At this point, things became tougher. I was having breakfast with my friend and lawyer Gibson Kamau Kuria at his home in Nairobi when we heard on the news that there had been a raid on a police station in a town a few hours away. Gibson said, “If you were in the Rift Valley, you could have been very easily accused of being connected with that raid.” One of my friends said they could still do it. Gibson was very angry, since he believed that this was going beyond what they were capable of. But that Friday they did exactly what was predicted: they arrested me for the robbery on the police station, a complete frame-up.

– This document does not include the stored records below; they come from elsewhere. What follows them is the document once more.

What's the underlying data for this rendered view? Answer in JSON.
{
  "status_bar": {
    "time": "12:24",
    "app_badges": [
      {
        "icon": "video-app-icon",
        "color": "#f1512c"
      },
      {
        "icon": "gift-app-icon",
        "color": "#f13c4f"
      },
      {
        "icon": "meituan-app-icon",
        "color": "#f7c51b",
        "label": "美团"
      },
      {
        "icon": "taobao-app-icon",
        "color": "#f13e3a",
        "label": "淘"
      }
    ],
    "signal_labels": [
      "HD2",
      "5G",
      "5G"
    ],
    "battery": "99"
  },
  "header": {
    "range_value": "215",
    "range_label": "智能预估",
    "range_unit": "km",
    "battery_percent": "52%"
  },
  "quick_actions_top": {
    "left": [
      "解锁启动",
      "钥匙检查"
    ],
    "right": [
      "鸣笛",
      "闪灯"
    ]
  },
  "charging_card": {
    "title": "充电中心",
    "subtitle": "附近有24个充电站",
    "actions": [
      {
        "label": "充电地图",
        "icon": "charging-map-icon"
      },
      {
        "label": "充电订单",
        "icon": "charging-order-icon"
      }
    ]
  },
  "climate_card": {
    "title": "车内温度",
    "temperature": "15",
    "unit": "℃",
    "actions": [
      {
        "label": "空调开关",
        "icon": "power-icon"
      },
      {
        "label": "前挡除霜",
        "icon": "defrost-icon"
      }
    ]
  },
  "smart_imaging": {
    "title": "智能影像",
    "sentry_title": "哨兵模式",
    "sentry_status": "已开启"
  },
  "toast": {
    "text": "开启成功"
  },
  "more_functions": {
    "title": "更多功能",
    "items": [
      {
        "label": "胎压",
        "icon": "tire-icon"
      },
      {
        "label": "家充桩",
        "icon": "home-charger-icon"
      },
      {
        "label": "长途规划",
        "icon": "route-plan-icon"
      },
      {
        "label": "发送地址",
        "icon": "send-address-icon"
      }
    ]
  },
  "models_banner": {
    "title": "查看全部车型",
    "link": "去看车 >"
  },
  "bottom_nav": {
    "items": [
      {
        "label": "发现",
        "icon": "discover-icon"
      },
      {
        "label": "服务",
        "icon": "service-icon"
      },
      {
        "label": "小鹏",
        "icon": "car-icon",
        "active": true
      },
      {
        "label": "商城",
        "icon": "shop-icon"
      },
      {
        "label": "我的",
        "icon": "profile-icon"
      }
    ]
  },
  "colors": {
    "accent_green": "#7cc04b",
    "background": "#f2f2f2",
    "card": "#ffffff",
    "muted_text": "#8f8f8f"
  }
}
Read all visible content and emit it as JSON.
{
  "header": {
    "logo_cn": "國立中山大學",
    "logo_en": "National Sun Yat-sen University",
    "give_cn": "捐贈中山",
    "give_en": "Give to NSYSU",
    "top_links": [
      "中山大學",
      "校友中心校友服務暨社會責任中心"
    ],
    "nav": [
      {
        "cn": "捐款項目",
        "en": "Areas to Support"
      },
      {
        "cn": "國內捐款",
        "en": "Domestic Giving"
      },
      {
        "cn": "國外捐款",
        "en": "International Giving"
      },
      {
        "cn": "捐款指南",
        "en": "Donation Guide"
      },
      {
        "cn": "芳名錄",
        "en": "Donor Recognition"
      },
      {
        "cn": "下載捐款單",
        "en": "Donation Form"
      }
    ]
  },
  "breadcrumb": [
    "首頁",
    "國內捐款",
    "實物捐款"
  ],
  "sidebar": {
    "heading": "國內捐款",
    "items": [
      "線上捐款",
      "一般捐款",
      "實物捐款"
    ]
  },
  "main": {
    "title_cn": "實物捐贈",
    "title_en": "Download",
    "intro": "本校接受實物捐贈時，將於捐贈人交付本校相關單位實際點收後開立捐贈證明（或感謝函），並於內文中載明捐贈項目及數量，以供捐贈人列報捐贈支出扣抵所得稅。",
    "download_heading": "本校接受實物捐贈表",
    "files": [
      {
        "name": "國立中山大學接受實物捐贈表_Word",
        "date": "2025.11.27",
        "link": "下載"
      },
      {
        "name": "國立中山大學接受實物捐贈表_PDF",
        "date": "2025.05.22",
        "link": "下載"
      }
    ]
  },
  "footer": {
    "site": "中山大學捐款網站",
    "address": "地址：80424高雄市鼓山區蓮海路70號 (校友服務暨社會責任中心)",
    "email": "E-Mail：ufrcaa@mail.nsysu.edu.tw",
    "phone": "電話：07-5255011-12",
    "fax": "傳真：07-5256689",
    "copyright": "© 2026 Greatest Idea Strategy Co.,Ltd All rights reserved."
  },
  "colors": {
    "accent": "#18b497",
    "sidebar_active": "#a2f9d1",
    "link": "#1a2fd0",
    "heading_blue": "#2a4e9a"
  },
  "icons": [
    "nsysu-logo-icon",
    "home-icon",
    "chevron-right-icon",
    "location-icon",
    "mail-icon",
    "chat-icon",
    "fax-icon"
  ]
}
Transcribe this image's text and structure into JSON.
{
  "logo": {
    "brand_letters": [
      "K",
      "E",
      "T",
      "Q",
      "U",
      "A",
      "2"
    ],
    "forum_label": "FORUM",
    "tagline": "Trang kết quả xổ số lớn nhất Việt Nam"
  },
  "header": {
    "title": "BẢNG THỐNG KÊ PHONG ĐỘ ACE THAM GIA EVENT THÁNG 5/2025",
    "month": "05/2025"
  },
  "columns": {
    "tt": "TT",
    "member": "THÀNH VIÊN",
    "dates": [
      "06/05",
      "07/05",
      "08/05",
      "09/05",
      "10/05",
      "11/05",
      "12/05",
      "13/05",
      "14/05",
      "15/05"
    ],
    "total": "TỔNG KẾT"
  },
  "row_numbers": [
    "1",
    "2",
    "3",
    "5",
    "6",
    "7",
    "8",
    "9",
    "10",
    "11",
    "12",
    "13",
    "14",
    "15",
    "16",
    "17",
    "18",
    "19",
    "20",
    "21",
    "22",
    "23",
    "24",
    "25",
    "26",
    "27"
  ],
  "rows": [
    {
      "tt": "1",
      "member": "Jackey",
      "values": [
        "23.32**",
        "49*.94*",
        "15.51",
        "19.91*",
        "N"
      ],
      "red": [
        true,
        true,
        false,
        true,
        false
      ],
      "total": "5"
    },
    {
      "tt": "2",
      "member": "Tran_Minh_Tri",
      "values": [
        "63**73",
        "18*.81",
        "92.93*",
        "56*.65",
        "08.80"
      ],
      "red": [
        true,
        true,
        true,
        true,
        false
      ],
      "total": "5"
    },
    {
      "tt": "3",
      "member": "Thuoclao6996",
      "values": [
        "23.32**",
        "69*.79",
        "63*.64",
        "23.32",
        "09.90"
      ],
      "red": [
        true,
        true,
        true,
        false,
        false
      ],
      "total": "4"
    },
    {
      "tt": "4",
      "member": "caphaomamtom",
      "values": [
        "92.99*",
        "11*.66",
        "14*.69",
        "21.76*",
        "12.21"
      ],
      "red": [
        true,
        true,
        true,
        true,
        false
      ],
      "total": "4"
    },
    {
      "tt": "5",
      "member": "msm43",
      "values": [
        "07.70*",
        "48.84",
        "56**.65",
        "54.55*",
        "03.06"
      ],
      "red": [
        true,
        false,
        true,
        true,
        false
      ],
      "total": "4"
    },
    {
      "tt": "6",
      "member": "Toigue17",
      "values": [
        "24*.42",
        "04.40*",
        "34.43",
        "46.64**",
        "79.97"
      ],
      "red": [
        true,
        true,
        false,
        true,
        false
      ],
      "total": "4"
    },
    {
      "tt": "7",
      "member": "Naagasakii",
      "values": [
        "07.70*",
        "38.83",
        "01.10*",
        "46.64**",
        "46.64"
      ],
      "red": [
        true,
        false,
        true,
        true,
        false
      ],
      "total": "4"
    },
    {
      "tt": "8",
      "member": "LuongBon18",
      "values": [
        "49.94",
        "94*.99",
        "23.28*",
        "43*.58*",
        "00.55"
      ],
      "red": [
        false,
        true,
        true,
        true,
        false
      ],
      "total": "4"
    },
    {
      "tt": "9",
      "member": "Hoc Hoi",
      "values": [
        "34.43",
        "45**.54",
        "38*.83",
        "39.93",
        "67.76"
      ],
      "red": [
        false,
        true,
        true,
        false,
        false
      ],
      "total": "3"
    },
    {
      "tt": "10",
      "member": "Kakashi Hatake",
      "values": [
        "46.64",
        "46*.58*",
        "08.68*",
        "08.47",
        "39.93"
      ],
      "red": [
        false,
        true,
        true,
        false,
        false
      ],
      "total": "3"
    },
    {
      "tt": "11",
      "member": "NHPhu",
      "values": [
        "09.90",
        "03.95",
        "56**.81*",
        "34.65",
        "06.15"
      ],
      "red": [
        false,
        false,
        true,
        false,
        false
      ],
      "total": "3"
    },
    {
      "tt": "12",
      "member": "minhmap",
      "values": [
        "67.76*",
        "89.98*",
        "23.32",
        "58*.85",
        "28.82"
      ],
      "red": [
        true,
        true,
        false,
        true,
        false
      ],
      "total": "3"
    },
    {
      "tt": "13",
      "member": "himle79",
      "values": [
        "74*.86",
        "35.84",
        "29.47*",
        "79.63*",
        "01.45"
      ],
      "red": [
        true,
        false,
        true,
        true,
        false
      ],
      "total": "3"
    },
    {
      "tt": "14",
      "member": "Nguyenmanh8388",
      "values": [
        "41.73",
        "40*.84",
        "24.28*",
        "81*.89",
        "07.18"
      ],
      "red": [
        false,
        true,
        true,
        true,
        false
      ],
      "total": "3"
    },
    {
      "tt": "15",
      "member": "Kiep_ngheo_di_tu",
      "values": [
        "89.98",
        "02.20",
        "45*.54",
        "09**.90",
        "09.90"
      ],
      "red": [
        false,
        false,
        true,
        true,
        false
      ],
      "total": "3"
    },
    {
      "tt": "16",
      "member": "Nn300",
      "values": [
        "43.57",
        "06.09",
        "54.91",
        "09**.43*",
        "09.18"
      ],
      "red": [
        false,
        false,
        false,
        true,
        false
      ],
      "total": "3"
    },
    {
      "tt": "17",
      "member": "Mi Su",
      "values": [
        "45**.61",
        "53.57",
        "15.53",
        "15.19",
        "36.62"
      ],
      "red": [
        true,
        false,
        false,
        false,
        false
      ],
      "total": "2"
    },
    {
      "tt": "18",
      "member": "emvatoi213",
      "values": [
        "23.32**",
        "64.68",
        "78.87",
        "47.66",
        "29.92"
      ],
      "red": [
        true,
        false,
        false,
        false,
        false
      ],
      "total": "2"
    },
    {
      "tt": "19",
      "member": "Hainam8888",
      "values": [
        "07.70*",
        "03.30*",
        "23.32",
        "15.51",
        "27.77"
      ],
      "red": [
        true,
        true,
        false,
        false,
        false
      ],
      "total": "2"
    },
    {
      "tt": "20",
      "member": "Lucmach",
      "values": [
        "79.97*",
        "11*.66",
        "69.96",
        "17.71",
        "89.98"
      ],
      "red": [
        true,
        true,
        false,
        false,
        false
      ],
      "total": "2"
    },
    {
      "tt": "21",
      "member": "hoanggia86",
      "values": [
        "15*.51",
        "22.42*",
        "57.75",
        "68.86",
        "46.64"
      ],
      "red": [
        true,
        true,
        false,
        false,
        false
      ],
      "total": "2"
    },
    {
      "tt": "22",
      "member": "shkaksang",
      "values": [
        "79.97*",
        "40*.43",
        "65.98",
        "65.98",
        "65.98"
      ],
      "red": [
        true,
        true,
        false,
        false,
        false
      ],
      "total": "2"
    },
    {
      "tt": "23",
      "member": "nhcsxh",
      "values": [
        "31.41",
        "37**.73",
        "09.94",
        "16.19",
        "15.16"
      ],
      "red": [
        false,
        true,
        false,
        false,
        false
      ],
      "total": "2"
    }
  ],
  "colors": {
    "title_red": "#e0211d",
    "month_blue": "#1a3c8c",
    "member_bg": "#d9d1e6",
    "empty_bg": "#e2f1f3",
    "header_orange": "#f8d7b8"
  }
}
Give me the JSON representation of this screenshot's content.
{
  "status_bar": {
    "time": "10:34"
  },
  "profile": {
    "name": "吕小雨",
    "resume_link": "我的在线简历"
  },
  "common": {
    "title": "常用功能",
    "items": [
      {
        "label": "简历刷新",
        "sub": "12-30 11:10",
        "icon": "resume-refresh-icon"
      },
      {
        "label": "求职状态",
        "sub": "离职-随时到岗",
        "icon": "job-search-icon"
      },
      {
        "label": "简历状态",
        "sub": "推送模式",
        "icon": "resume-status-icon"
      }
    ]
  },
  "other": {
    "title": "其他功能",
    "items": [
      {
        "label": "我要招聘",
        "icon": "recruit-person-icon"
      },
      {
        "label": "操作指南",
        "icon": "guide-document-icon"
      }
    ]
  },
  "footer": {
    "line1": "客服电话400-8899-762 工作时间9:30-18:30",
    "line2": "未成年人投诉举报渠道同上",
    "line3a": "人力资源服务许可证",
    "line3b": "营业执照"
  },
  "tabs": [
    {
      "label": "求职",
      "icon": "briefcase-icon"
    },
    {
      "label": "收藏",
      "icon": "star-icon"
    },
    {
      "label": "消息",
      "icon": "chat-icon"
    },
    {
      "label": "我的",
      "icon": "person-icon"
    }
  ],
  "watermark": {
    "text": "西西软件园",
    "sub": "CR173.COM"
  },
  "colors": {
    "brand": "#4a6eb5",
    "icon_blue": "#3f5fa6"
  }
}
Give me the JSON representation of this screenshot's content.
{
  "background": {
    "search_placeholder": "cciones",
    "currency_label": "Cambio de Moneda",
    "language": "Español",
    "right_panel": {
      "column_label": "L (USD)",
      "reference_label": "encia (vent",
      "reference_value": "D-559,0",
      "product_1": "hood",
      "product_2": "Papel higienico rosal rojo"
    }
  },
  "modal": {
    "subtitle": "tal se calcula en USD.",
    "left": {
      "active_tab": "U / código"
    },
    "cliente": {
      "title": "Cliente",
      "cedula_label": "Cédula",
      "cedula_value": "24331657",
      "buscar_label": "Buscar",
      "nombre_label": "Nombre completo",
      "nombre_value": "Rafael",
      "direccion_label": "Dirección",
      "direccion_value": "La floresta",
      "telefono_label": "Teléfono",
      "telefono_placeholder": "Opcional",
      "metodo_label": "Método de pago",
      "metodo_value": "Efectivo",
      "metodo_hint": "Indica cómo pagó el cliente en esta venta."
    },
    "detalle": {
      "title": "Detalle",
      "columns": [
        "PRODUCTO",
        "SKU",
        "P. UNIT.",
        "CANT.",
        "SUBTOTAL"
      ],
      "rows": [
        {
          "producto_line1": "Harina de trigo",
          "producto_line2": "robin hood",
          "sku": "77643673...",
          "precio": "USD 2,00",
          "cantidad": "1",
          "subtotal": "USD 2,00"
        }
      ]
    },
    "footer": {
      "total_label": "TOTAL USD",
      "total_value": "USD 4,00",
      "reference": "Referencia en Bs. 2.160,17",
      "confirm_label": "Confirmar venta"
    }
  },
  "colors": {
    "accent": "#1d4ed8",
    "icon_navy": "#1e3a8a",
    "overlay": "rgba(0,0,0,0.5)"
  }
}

When the police gave evidence against me in the witness box, they would give embarrassed smiles and look down. Some even admitted that their fabrication of the crime was shoddy and ridiculous. A lady in the Danish Embassy wanted to testify that we were together that night, at Gibson’s house, but was instructed not to by the Danish Foreign Ministry. There was lots and lots of pressure from the international community, from the Robert F. Kennedy Center for Human Rights to Amnesty International.

But at this point, I had been in prison for two and a half years for treason, detained with charges, but without trial. They had me on death row and it was pretty clear that they were going to find us guilty. This was a classic mistrial. We could not give evidence in court. We could not cross-examine. Our lawyers were not allowed to give summing up arguments. This magistrate was behaving like somebody gone mad—although I sympathized with him because he exhibited a lot of sadness, as though he was being forced to do something he did not want to do. His children, his wife, and even his brother came to see me in the cells. It was a strange thing. Finally this magistrate decided to hand down the death sentence. But just then dictator Moi grew cold feet.

You see, I have always felt that there was always some coordination between Moi and military dictator Abacha of Nigeria in their determination to hold onto power and their joint defiance of world opinion against them. But Abacha was always the leader and when world pressure against him in the wake of his execution of the prominent Nigerian writer Ken Sera Wiwa led to sanctions and suspension of Nigeria from the Commonwealth, Moi, the weaker of the two, no longer had the guts to proceed with our executions. And so we got a jail sentence instead of a death sentence. So in a way, like Christ, the condemnation and death of many in Nigeria led to our own redemption.